Ménager la qualité de vie
Pour autant, la densification n’a de sens que si elle sert la qualité d’habitation, voire la qualité de vie. Les villes tentaculaires que l’on a vu surgir en Chine ces trente dernières années ne sont pas un modèle de réussite bien qu’elles soient extrêmement denses. Les distances entre lieux de vie et de travail ne peuvent pas être continuellement rallongées. Quand des quartiers sont transformés en bureaux ou, au contraire, en zone uniquement dédiée aux logements, la qualité de vie s’y dégrade inexorablement. Aussi la mixité d’activités devrait en toute logique (et dans un monde idéal) être accompagnée d’une mixité sociale… Le sujet devient politique et donc délicat à délimiter. Il en va de même des zones pavillonnaires périurbaines. Elles sont pointées du doigt comme « le mal absolu » par les promoteurs de l’hyperdensification. Les pressions sont considérables sur les élus qui rechignent à faire tabula rasa d’une part souvent importante de leur tissu urbain et de l’identité de leur commune. Cela alors que le modèle pavillonnaire pourrait, avec une transformation douce, une densification point par point, devenir un terrain d’exploration passionnant tout en conservant une part de la ceinture végétale des villes qui contribue au maintien de la biodiversité et au bien-être des urbains.

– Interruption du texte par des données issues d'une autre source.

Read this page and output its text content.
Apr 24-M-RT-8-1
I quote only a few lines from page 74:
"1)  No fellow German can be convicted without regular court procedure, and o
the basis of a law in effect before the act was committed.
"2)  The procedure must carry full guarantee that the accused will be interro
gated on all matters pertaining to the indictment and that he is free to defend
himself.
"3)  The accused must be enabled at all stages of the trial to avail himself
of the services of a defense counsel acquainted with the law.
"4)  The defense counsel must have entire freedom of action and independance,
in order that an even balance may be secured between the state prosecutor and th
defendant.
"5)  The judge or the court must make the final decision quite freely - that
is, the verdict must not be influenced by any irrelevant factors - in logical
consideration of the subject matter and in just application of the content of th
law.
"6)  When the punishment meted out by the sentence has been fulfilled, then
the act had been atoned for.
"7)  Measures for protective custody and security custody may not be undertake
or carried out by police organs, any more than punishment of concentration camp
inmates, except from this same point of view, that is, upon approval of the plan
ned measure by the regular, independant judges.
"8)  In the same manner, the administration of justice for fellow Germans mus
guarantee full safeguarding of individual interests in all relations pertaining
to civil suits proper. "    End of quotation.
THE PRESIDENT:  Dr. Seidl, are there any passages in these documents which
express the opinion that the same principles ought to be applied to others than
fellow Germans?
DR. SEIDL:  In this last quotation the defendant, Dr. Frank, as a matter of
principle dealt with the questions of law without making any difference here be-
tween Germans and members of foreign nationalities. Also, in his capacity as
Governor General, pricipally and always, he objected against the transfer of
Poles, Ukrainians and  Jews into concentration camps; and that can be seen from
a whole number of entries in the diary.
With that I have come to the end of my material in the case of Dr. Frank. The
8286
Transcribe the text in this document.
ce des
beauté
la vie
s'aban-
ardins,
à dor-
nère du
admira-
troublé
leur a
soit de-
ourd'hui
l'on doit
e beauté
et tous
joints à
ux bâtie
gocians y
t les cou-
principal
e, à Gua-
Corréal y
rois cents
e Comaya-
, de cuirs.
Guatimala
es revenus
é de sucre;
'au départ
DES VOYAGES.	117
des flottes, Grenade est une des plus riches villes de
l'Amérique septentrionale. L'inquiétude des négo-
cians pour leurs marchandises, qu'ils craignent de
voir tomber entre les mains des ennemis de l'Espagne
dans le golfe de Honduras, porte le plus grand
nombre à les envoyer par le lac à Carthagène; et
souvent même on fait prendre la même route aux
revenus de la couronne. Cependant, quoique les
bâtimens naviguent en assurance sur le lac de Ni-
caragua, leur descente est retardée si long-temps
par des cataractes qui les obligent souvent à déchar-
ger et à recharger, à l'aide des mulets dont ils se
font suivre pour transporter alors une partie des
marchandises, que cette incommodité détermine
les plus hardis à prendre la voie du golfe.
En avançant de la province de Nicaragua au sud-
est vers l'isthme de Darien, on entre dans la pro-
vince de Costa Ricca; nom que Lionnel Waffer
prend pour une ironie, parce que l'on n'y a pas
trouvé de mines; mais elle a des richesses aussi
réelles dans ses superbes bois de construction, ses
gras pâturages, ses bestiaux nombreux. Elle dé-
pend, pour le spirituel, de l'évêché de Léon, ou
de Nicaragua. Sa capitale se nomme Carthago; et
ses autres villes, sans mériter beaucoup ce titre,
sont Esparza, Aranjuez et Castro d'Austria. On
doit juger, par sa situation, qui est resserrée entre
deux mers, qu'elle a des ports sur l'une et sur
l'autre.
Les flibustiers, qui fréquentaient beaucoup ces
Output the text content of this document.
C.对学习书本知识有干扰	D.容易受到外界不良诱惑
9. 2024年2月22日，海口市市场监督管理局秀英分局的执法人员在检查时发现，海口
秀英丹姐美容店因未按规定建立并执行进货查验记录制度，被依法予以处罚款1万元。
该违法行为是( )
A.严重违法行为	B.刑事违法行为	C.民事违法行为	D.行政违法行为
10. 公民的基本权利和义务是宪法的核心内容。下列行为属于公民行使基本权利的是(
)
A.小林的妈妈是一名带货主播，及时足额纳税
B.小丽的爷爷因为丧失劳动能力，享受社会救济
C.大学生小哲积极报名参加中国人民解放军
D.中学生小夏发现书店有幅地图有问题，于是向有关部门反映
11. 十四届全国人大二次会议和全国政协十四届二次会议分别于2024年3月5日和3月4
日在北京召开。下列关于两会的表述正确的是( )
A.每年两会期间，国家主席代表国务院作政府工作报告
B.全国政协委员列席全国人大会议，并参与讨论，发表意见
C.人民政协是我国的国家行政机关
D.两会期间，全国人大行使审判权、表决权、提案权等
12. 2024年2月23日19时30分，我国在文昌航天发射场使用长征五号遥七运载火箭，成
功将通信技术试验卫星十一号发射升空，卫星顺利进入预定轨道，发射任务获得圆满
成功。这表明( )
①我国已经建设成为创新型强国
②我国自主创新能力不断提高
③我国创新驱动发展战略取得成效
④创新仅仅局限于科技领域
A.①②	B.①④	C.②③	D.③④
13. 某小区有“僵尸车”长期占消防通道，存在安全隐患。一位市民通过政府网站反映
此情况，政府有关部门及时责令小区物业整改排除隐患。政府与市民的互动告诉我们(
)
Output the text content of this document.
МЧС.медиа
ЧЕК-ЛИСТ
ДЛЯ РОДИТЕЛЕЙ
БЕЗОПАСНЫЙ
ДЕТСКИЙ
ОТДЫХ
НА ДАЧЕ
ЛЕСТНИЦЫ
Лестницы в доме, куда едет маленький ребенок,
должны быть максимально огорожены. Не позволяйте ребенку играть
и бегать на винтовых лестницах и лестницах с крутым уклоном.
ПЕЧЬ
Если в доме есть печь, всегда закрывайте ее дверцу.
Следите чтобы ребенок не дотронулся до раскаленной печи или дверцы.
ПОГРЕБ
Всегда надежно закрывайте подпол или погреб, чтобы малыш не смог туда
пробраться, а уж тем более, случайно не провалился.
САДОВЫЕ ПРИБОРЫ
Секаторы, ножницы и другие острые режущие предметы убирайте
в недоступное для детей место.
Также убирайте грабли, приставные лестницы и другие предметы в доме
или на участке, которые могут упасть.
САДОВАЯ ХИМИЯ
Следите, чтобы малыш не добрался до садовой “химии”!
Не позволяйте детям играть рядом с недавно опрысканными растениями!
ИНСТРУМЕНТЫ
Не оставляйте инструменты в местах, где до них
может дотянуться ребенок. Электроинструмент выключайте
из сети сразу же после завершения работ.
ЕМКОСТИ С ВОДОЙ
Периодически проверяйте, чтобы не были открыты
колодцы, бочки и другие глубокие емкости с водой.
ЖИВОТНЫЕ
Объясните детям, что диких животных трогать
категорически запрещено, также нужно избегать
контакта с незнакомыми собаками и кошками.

Profiter du béton existant
Si la construction béton prend la quasi-totalité des marchés en construction neuve, l’acier et le CLT (bois lamellé croisé) sont les matériaux de prédilection pour la densification sur l’existant. Pascal Bonaud, délégué général de ConstruirAcier fait un rappel utile : « La densification peut se faire par le haut, par le bas et latéralement. On peut aussi imaginer créer des arcades sur rue comme dans les villes anciennes en Italie, mais ça soulève des questions administratives puisqu’on empiète sur l’espace public ». Latéralement cela signifie de créer des balcons, des porte-à-faux avec des terrasses, par exemple. C’est ce qui a été réalisé comme transformation sur la Tour Bois-le-Prêtre dans le 17e arrondissement de Paris. Cet édifice en béton de seize étages datant des années soixante a été rénové et enrichi de balcons et de jardins d’hiver augmentant non seulement les performances thermiques et la surface mais surtout la qualité de vie, le « plaisir d’habiter », comme aiment à le dire les architectes de l’agence Lacaton-Vassal. Plutôt que de prôner la destruction de l’existant, ces architectes ont montré qu’il était possible de créer des logements parfaitement adaptés aux besoins contemporains, « faire plus et mieux » comme l’annonce Jean-Philippe Vassal. Même un féru de béton comme l’architecte Rudy Ricciotti, auteur du Mucem, défend l’idée qu’il faille conserver l’ossature existante des immeubles et y greffer les extensions. Enrichir le parc construit plutôt que de dépenser des milliards d’euros pour sa destruction et pour finalement reconstruire avec peu de moyens des logements ayant une durabilité faible. Autre terrain d’exploration intéressant : les parkings sous-terrain, là encore en béton. Dans la perspective d’une réduction sensible du nombre des voitures individuelles en ville, Pascal Bonaud imagine une multitude d’utilisations pour ces espaces. « Les emplacements pourraient devenir des zones de stockage de matériaux pour des artisans, des ateliers de fabrication, voire des salles de réanimation pour des hôpitaux qui manquent de place ». Extensions, surélévations, greffons, balcons, serres extérieures ou intérieures… les terrains d’expression ne manquent pas pour le matériau acier.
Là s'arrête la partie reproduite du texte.